Its thats aeroplane food! she said, and felt her face going red because of that smile.
Mordion stripped the transparent top off the tray. Steam rose into the dappled sunlight, and so did a most appetising smell. Not really, he said. Its a stass-tray.
Whats the blue stuff? Ann could not help asking.
Yurov keranip, he answered. His mouth was full of it. He had detached a spoon-thing from the side of the tray and was eating as if it was indeed centuries since he last ate. A sort of root, he added, fetching a bread roll out and using it to help the spoon-thing. This is bread. The pinkish things are collops from Iony in barinda sauce. The green is I forget a kind of seaweed, I think, fried, and the yellow is den beans in cheese. Underneath, there should be a dessert. I hope so, because Im hungry enough to eat the tray if there isnt. I might spare you a taste if you care to come down, though it would be a wrench.
No thanks, Ann said. But since her legs were going really numb, she struggled one knee on to the branch and managed to pull herself up until she was standing, leaning against the tree trunk, with one arm draped comfortably over a higher branch. Like that, she could wriggle her skirt back down and feel almost respectable. The blood still streaked down her shin, but it was brown and shiny by then.
There was a dessert under the hot food. Ann watched, slightly wistfully, as Mordion lifted the top tray out as you do with a box of chocolates. Underneath, it looked like ice cream, as mysteriously cold as the top course was hot. I am in a field of paratypical thingummies, Ann thought. Anything is possible. That ice cream looked luscious. There was a cup of hot drink beside it.
Mordion tossed the spoon into the empty trays and took the cup in both hands. Ah, he said, supping comfortably. Thats better. Now, I want to ask you something else. But, first, whats your name?
Ann, said Ann.
He looked up at her, puzzled again. Really? I thought somehow it would be a longer name than that.
Ann Stavely, if you insist, said Ann. She was certainly not going to tell him that her middle name was, hatefully, Veronica.
Mordion bowed to her over his steaming cup. Mordion Agenos. This is what I want to ask you will you help me to make another attempt to break the Reigners ban?
It depends, Ann said. What are rainers?
Those who rule, said Mordion. His face set into the grimmest of deaths-heads.
Above the steaming cup it looked terrible, particularly surrounded by the bright spring woodland, full of the green of life and the chirping of nesting birds. There are five of them and, though they live light years across the galaxy, they rule every inhabited world, including this one.
What even inside this thingummy field? Ann asked.
Mordion thought. No, he said. No. I am almost sure not. This seems to be one reason why it came into my head to try to break their ban again.
Are the Reigners very terrible? Ann asked, watching his face.
Terrible? Mordion said. She saw hatred and horror working under his grimness. Thats too small a word. But yes. Very terrible.
And whats this ban they put on you?
Exile. And I am not to go against the Reigners in any way. Looking up at her from under his long wings of eyebrow, Mordion had a sinister unearthliness. Ann shivered as he said, You see, Im of Reigner blood too. I could defeat them if I was free. I nearly did, twice, long ago. That was why they put me in stass.
But thats not true! Ann thought. Humour him, or Ill never get out of this tree. So how do you want me to help?
Give me permission to make use of your blood, Mordion said.
What? Ann backed against the trunk of the tree, and pressed further against it when Mordion pointed to the place in the path where she had fallen over. It had not dried up like the blood on her leg. Down there it was bright red and moist. There seemed to be an awful lot of it too, spreading luridly among the green mosses and splashed scarlet on the white stone that had cut her. It looked almost as if something had been killed there.
The field is waiting to work with it, Mordion told her. It was the first thing I noticed after you ran away.
What for? How? Ann said. I dont agree to anything!

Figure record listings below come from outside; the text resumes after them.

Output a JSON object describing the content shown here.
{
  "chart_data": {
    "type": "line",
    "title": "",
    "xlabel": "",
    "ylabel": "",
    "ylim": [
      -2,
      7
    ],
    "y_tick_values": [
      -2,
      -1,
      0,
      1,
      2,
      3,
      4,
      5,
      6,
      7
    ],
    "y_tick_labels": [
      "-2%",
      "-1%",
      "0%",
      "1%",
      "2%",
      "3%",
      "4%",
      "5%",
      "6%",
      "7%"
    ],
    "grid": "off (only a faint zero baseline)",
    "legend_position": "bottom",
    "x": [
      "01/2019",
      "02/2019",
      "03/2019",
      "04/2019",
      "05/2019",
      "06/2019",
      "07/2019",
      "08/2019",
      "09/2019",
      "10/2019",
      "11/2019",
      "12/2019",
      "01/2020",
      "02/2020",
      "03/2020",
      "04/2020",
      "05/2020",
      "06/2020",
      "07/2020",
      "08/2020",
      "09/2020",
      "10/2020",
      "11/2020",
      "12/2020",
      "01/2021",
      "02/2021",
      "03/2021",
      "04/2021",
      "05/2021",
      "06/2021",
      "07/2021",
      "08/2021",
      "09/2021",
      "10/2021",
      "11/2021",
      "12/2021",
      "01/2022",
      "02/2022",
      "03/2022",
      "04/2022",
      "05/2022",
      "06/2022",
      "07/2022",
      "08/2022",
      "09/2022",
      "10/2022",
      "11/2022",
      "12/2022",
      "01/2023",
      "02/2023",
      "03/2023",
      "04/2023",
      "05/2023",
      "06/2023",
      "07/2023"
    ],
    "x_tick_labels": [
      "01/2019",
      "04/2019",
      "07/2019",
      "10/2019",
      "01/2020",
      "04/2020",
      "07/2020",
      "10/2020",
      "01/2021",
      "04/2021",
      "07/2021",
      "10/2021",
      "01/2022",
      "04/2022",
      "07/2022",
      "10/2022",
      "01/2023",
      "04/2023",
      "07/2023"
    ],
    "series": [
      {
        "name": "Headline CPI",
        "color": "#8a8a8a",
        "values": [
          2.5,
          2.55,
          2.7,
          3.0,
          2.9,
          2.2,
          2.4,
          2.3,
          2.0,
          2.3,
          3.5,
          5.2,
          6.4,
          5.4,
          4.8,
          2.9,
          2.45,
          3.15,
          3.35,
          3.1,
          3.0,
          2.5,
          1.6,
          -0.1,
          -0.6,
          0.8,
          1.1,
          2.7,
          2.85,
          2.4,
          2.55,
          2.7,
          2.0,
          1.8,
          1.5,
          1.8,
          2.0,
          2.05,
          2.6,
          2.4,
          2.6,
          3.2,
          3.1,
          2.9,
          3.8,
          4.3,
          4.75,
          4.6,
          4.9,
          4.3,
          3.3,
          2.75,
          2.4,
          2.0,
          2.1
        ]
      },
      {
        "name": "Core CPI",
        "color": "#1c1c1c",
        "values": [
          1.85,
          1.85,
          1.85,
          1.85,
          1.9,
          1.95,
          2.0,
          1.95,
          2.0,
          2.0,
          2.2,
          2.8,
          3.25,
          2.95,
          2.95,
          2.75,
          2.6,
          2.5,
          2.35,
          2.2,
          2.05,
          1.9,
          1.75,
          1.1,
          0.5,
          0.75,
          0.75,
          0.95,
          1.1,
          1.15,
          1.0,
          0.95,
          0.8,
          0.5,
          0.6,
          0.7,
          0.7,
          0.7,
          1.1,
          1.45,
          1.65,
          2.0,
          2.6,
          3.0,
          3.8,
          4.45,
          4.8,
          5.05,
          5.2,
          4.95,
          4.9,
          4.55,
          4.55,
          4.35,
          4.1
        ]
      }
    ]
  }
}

Perhaps if I explain. Mordion stood up and strolled over to a spot just under Anns branch. She felt sick, and tried to back even further. She could see the buds on the end of her branch shaking in front of Mordions upturned face. She felt as if she was making the whole tree shake. What was done in the past, Mordion said, was to get round the Reigners ban by breeding a race of men and women who were not under the ban and could go against the Reigners
Im not doing that! Ann almost screamed.
Of course not. Mordion smiled. The smile was brief and sad, but as wonderful as before. Ive learnt my lesson there. It took far too long, and it ended in misery. The Reigners eliminated the first race of people. The second time there were too many to kill, so they killed the best and put me in stass so that I was not there to guide the others. There must be hundreds of their descendants now with Reigner blood, here in this world. You, for instance. Thats what the paratypical field is showing us. He pointed once more to the bright blood in the path.